Renn watched them go.
"I hate it here already," he said.
Omega scanned the rooftop, eyes flicking from sign to sign.
"Where do we start?" she asked.
Ned turned slowly, taking in the city.
Neon hearts. Biohazard symbols. A holo-display advertising "FULL BODY REPLACEMENT – PAYMENT PLANS."
He logged it all.
"Information first," he said. "We need to know which printer clusters feed the upper tiers. The best tissue architectures will be there, either directly or via stolen copies."
"Black clinics, then," Renn said. "Undercity labs that 'borrow' from Graftline's research."
"Yes," Ned said. "We find the parasites feeding on the legitimate giants. They are hungrier. Easier to bargain with. Less likely to ask where our data comes from."
Omega's hand brushed the hilt of one of her sabers under the cloak.

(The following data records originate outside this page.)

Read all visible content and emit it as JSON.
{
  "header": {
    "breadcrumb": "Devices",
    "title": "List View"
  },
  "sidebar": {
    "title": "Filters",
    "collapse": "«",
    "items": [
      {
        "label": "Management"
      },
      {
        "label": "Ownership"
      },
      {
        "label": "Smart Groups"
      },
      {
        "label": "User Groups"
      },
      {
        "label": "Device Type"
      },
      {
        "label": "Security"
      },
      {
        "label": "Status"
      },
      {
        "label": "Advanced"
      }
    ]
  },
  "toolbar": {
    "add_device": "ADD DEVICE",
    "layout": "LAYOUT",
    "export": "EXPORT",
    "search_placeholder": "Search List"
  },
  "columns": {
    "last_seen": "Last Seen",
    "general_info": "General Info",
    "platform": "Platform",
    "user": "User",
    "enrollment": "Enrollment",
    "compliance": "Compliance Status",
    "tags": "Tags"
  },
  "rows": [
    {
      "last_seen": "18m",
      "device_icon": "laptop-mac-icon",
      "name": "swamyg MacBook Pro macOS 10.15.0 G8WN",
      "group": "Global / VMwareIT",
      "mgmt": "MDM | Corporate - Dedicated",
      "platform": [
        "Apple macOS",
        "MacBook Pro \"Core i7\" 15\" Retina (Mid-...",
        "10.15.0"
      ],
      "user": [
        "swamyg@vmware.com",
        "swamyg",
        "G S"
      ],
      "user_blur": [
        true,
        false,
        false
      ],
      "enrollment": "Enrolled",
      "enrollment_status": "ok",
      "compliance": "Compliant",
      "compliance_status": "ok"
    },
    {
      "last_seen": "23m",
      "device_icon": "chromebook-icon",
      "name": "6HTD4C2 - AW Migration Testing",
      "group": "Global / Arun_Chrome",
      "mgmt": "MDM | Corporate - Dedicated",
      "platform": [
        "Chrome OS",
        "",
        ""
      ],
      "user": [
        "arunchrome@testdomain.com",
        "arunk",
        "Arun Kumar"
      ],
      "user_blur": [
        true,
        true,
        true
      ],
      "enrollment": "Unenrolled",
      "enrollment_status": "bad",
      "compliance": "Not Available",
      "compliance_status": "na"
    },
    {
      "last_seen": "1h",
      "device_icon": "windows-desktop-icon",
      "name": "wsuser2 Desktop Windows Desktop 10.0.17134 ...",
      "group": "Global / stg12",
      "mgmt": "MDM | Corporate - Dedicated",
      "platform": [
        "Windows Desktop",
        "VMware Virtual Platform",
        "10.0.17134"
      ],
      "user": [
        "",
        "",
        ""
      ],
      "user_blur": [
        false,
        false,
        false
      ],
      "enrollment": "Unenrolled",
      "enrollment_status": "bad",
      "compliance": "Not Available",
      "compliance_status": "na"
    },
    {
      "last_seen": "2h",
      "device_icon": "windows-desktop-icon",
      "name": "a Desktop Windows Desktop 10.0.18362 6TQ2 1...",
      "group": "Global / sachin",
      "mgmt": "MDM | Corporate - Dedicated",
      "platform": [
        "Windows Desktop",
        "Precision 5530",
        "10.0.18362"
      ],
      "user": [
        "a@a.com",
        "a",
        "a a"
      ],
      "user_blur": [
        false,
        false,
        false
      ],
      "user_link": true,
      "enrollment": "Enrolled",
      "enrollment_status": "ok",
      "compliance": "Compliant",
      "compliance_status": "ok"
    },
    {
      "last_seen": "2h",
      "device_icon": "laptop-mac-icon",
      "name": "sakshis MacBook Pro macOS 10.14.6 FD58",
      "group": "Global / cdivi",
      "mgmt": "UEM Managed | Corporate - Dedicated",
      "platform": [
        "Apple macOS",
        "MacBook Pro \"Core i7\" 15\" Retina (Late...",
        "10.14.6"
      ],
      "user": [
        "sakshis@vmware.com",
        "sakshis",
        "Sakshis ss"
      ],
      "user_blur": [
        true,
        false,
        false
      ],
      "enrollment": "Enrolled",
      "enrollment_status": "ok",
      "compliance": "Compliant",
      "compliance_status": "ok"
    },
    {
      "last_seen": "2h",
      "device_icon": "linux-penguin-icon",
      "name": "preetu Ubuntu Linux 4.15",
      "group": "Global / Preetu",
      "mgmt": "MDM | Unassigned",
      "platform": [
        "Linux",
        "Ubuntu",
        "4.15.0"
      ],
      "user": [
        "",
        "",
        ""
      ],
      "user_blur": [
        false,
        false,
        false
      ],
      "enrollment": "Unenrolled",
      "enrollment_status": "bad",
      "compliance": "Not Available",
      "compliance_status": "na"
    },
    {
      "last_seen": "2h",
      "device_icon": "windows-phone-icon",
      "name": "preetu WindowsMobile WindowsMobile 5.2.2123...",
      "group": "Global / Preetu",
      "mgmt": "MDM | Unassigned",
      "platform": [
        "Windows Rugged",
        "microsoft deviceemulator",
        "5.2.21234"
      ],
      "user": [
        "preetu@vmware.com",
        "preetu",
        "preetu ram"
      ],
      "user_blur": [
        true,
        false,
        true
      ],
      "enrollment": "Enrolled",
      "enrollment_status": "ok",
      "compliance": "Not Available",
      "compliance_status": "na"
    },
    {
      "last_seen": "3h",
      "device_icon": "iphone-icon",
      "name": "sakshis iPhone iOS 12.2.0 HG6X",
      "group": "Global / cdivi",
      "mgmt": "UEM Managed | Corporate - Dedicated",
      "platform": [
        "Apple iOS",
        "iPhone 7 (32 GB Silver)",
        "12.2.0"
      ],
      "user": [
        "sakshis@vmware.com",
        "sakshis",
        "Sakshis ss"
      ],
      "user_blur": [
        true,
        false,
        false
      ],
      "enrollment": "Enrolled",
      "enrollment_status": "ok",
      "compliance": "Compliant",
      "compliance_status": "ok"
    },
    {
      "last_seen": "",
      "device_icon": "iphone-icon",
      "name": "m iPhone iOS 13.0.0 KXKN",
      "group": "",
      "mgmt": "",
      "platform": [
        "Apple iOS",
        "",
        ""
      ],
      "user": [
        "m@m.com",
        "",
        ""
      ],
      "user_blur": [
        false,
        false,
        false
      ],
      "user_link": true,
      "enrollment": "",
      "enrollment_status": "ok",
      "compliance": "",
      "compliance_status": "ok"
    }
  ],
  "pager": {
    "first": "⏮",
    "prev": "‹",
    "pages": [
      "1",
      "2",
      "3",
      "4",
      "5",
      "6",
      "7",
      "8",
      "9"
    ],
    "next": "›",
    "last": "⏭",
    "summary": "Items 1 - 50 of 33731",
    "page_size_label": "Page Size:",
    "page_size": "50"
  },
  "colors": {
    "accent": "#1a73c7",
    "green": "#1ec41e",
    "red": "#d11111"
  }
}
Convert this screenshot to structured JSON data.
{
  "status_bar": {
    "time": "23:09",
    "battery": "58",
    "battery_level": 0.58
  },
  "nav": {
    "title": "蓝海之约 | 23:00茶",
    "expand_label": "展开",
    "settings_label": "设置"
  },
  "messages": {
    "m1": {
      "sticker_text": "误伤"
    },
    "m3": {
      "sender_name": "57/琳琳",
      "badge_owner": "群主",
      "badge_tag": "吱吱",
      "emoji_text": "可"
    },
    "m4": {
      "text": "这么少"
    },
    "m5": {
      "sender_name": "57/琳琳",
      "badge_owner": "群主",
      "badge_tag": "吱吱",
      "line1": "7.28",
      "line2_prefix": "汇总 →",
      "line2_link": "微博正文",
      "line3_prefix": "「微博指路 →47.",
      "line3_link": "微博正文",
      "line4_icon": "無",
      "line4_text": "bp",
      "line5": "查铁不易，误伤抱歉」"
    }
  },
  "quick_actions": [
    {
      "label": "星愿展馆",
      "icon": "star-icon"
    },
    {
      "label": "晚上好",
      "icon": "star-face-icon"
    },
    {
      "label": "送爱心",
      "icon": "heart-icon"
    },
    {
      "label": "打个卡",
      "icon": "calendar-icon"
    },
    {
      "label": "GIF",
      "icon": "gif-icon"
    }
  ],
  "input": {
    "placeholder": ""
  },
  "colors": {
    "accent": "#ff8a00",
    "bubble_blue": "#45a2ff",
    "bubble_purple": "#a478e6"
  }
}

"And if they try to take instead of bargain?" she asked.
"Then," Ned said, "we do what we always do. We make it clear that House Seresh pays its debts… and collects them."
He looked once more at the forest of towers, the dripping pipes, the flickering signs.
He saw printers. Vats. Endless strands of code and tissue recipes.
He saw a node in his mental map light up.
TISSUE PRINT – CANDIDATE: VIRELLON / VATFALL
"Asura's flesh starts here," he thought.
Then he stepped off the pad and into the rain.